Praia, 17 jun 2026 (Lusa) — O Banco de Cabo Verde (BCV) republicou hoje os dados sobre remessas em divisas enviadas por emigrantes para Cabo Verde, mostrando que cresceram 2,5% em termos homólogos no primeiro trimestre, em vez de 12%.
O total dos primeiros três meses deste ano ascende a 7,6 mil milhões de escudos (69 milhões de euros) e surge no seguimento de uma tendência de valores recorde registados em 2024 e 2025.
Portugal foi a origem de mais de um terço das remessas (34,7%), seguindo-se os Estados Unidos (25,7%) e França (17,9%).
Os principais municípios de destino continuam a ser também os mais populosos: Praia, São Vicente e Santa Catarina.
Apesar de haver altos e baixos no envio de dinheiro para o arquipélago, desde 2019 que o valor dos depósitos de emigrantes acumulados nos bancos do arquipélago está em crescimento.

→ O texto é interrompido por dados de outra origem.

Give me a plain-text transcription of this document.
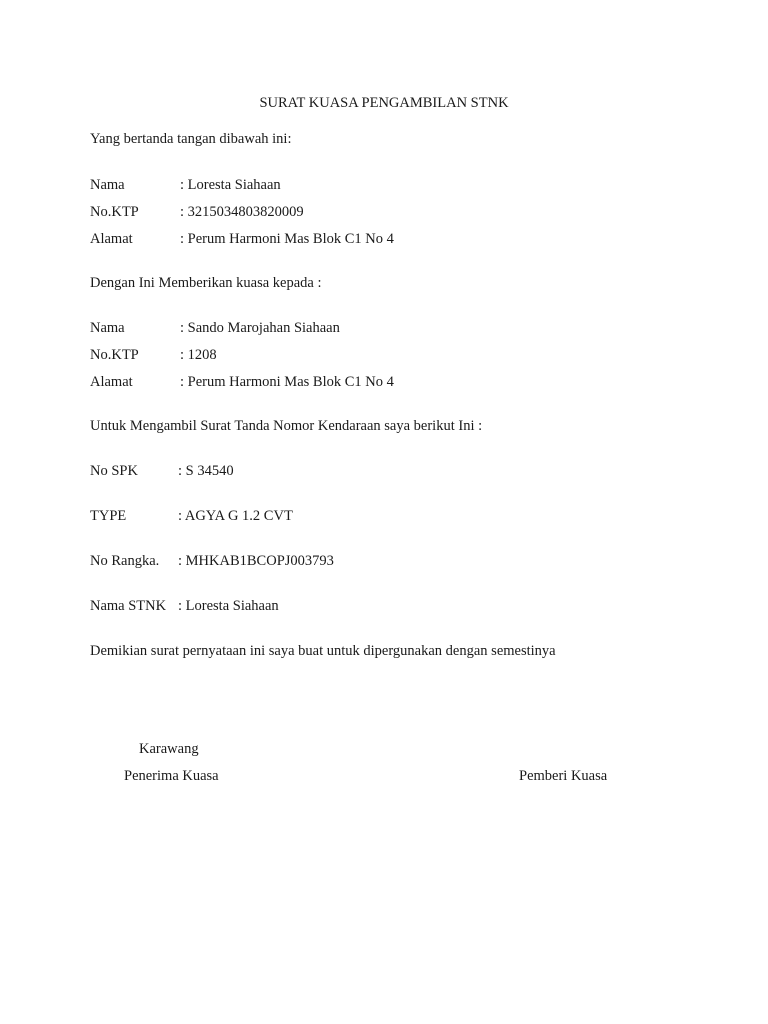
SURAT KUASA PENGAMBILAN STNK
Yang bertanda tangan dibawah ini:
Nama	: Loresta Siahaan
No.KTP	: 3215034803820009
Alamat	: Perum Harmoni Mas Blok C1 No 4
Dengan Ini Memberikan kuasa kepada :
Nama	: Sando Marojahan Siahaan
No.KTP	: 1208
Alamat	: Perum Harmoni Mas Blok C1 No 4
Untuk Mengambil Surat Tanda Nomor Kendaraan saya berikut Ini :
No SPK	: S 34540
TYPE	: AGYA G 1.2 CVT
No Rangka. : MHKAB1BCOPJ003793
Nama STNK : Loresta Siahaan
Demikian surat pernyataan ini saya buat untuk dipergunakan dengan semestinya
Karawang
Penerima Kuasa	Pemberi Kuasa
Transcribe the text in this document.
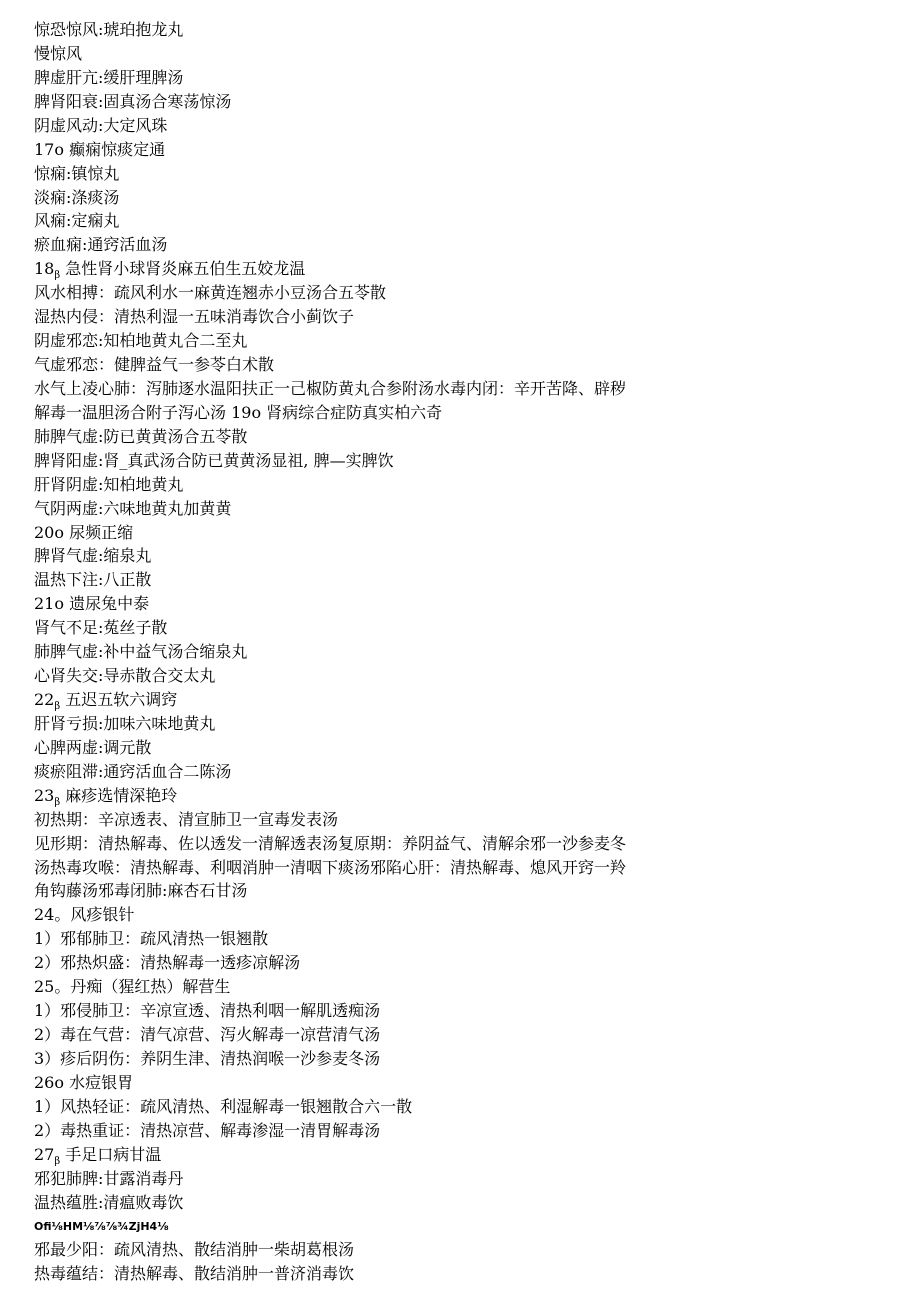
惊恐惊风:琥珀抱龙丸
慢惊风
脾虚肝亢:缓肝理脾汤
脾肾阳衰:固真汤合寒荡惊汤
阴虚风动:大定风珠
17o 癫痫惊痰定通
惊痫:镇惊丸
淡痫:涤痰汤
风痫:定痫丸
瘀血痫:通窍活血汤
$18_\beta$ 急性肾小球肾炎麻五伯生五姣龙温
风水相搏：疏风利水一麻黄连翘赤小豆汤合五苓散
湿热内侵：清热利湿一五味消毒饮合小蓟饮子
阴虚邪恋:知柏地黄丸合二至丸
气虚邪恋：健脾益气一参苓白术散
水气上凌心肺：泻肺逐水温阳扶正一己椒防黄丸合参附汤水毒内闭：辛开苦降、辟秽
解毒一温胆汤合附子泻心汤 19o 肾病综合症防真实柏六奇
肺脾气虚:防已黄黄汤合五苓散
脾肾阳虚:肾_真武汤合防已黄黄汤显祖, 脾—实脾饮
肝肾阴虚:知柏地黄丸
气阴两虚:六味地黄丸加黄黄
20o 尿频正缩
脾肾气虚:缩泉丸
温热下注:八正散
21o 遗尿兔中泰
肾气不足:菟丝子散
肺脾气虚:补中益气汤合缩泉丸
心肾失交:导赤散合交太丸
$22_\beta$ 五迟五软六调窍
肝肾亏损:加味六味地黄丸
心脾两虚:调元散
痰瘀阻滞:通窍活血合二陈汤
$23_\beta$ 麻疹选情深艳玲
初热期：辛凉透表、清宣肺卫一宣毒发表汤
见形期：清热解毒、佐以透发一清解透表汤复原期：养阴益气、清解余邪一沙参麦冬
汤热毒攻喉：清热解毒、利咽消肿一清咽下痰汤邪陷心肝：清热解毒、熄风开窍一羚
角钩藤汤邪毒闭肺:麻杏石甘汤
24。风疹银针
1）邪郁肺卫：疏风清热一银翘散
2）邪热炽盛：清热解毒一透疹凉解汤
25。丹痴（猩红热）解营生
1）邪侵肺卫：辛凉宣透、清热利咽一解肌透痴汤
2）毒在气营：清气凉营、泻火解毒一凉营清气汤
3）疹后阴伤：养阴生津、清热润喉一沙参麦冬汤
26o 水痘银胃
1）风热轻证：疏风清热、利湿解毒一银翘散合六一散
2）毒热重证：清热凉营、解毒渗湿一清胃解毒汤
$27_\beta$ 手足口病甘温
邪犯肺脾:甘露消毒丹
温热蕴胜:清瘟败毒饮
Ofi⅛HM⅛⅞⅞¾ZjH4⅛
邪最少阳：疏风清热、散结消肿一柴胡葛根汤
热毒蕴结：清热解毒、散结消肿一普济消毒饮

Segundo o mesmo boletim do Banco de Cabo Verde (BCV), em 2025, o valor chegou a cerca de 59,6 mil milhões de escudos (540 milhões de euros).
No primeiro trimestre deste ano, a soma continuou a crescer e o total dos depósitos de emigrantes ultrapassou a fasquia de 60 mil milhões de escudos (544 milhões de euros) em fevereiro — posicionando-se, no final de março, nos 60,2 mil milhões de escudos (546 milhões de euros).
As remessas são um dos principais pilares da economia cabo-verdiana, a par do turismo, refletindo o peso da diáspora, estimada em cerca de 1,5 milhões de pessoas — cerca do triplo da população das ilhas.